By John Johnson
BassFan Senior Editor

Mike Iaconelli has done a fair amount of fishing since returning to his south New Jersey home from the Lake Fork Bass Pro Tour about three weeks ago. His property butts up against an 80-acre pond that contains bass as well as several other species of gamefish, and he's been out on it in his Hobie kayak. He's also done some bank-fishing with family members.

Meanwhile, he's put a lot of effort into staying productive business-wise while following all of the guidelines set forth for battling COVID-19. He's developed numerous communication platforms over the years and is trying to capitalize on all of them.

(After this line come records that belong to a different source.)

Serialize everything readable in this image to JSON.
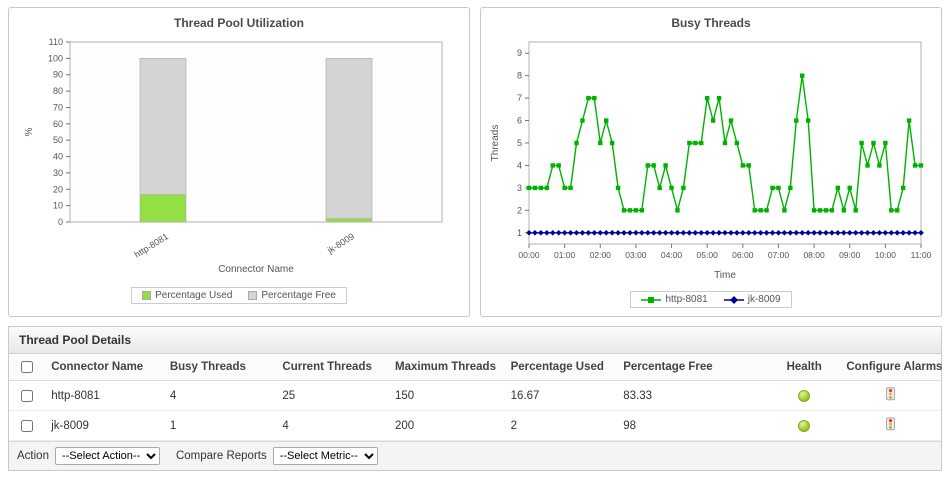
{
  "chart_data": [
    {
      "type": "bar",
      "stacked": true,
      "title": "Thread Pool Utilization",
      "categories": [
        "http-8081",
        "jk-8009"
      ],
      "series": [
        {
          "name": "Percentage Used",
          "values": [
            16.67,
            2
          ],
          "color": "#94E044"
        },
        {
          "name": "Percentage Free",
          "values": [
            83.33,
            98
          ],
          "color": "#D4D4D4"
        }
      ],
      "xlabel": "Connector Name",
      "ylabel": "%",
      "ylim": [
        0,
        110
      ],
      "ytick_step": 10,
      "grid": false,
      "legend_position": "bottom"
    },
    {
      "type": "line",
      "title": "Busy Threads",
      "xlabel": "Time",
      "ylabel": "Threads",
      "ylim": [
        0.5,
        9.5
      ],
      "yticks": [
        1,
        2,
        3,
        4,
        5,
        6,
        7,
        8,
        9
      ],
      "x_tick_labels": [
        "00:00",
        "01:00",
        "02:00",
        "03:00",
        "04:00",
        "05:00",
        "06:00",
        "07:00",
        "08:00",
        "09:00",
        "10:00",
        "11:00"
      ],
      "x_tick_every": 6,
      "grid": false,
      "legend_position": "bottom",
      "series": [
        {
          "name": "http-8081",
          "color": "#00B200",
          "marker": "square",
          "values": [
            3,
            3,
            3,
            3,
            4,
            4,
            3,
            3,
            5,
            6,
            7,
            7,
            5,
            6,
            5,
            3,
            2,
            2,
            2,
            2,
            4,
            4,
            3,
            4,
            3,
            2,
            3,
            5,
            5,
            5,
            7,
            6,
            7,
            5,
            6,
            5,
            4,
            4,
            2,
            2,
            2,
            3,
            3,
            2,
            3,
            6,
            8,
            6,
            2,
            2,
            2,
            2,
            3,
            2,
            3,
            2,
            5,
            4,
            5,
            4,
            5,
            2,
            2,
            3,
            6,
            4,
            4
          ]
        },
        {
          "name": "jk-8009",
          "color": "#000099",
          "marker": "diamond",
          "values": [
            1,
            1,
            1,
            1,
            1,
            1,
            1,
            1,
            1,
            1,
            1,
            1,
            1,
            1,
            1,
            1,
            1,
            1,
            1,
            1,
            1,
            1,
            1,
            1,
            1,
            1,
            1,
            1,
            1,
            1,
            1,
            1,
            1,
            1,
            1,
            1,
            1,
            1,
            1,
            1,
            1,
            1,
            1,
            1,
            1,
            1,
            1,
            1,
            1,
            1,
            1,
            1,
            1,
            1,
            1,
            1,
            1,
            1,
            1,
            1,
            1,
            1,
            1,
            1,
            1,
            1,
            1
          ]
        }
      ]
    }
  ],
  "table": {
    "title": "Thread Pool Details",
    "columns": [
      "Connector Name",
      "Busy Threads",
      "Current Threads",
      "Maximum Threads",
      "Percentage Used",
      "Percentage Free",
      "Health",
      "Configure Alarms"
    ],
    "rows": [
      {
        "connector": "http-8081",
        "busy": "4",
        "current": "25",
        "max": "150",
        "used": "16.67",
        "free": "83.33",
        "health": "ok"
      },
      {
        "connector": "jk-8009",
        "busy": "1",
        "current": "4",
        "max": "200",
        "used": "2",
        "free": "98",
        "health": "ok"
      }
    ]
  },
  "icons": {
    "health": "health-ok-icon",
    "alarm": "configure-alarms-icon"
  },
  "actions": {
    "action_label": "Action",
    "action_value": "--Select Action--",
    "compare_label": "Compare Reports",
    "compare_value": "--Select Metric--"
  },
  "colors": {
    "used_green": "#94E044",
    "free_gray": "#D4D4D4",
    "line_green": "#00B200",
    "line_blue": "#000099",
    "health_green": "#9ACD32"
  }
}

"Every pro angler is trying to figure out how to adapt and change to what's going on with social distancing," he said last week. "I can't fish a tournament, I can't work a sports show, I can't do a writers trip with you and I can't do a guide trip.

"I have to look to technology social media and the web to keep doing a good job for my sponsors and providing value to them. Whether it's Facebook, Instagram, YouTube or Twitter, I've been trying to do something new every day."

Uncertain Future

Like people in all walks of life, Iaconelli wonders what type of lasting impact COVID-19 will leave.

"It's scary because it's going to change the landscape permanently," he said. "Not just what's going on now, but when you look ahead. You can turn on any news channel and see that the curve (indicating the number of infected people) is still on the upswing, then when it eventually starts to go down there's this idea that everything's going to go back to normal, but some of the stuff that's happening now is going to be forever.

"It's going to change the way we think and do things and I'm trying to wrap my head around how it's going to affect my life and my career in fishing."

He foresees some positives for fishing as a whole, but some troublesome signs for the highest level.

"At its core, fishing is social distancing. You can fish from the bank, from a kayak, from a tiny boat all this could help from that perspective. People who aren't hardcore can get a rod and reel and get their 12-year-old into it. It's one of the last things that we can (safely) do.

"The other half scares me; the future of tournaments, of sports shows and all the things I've done my entire career. I don't know if those will ever be the same."

Audience Divided

Iaconelli addressed the topic of ramp closures at lakes around the country as a precaution against COVID-19 on the most recent episode of Ike Live! on Sunday night. He's been monitoring comments from fans on the topic on his various platforms and said he sees a pretty distinct split.

"About 80 percent are saying that we need to keep fishing and keep the ramps open," he said. "About half of that 80 percent are saying we need to do it, but be smart and stay 6 feet away from each other and the other half is saying that's (nonsense). Then there's the other 20 percent who are saying we need to wait it out.

"A lot of people love to fish and they don't want that taken away, but they don't want to be out there jeopardizing anybody's life, either."

His best advice for the present is to focus on the small bodies of water that exist almost everywhere but normally don't get much attention.

"That's what's keeping me sane right now."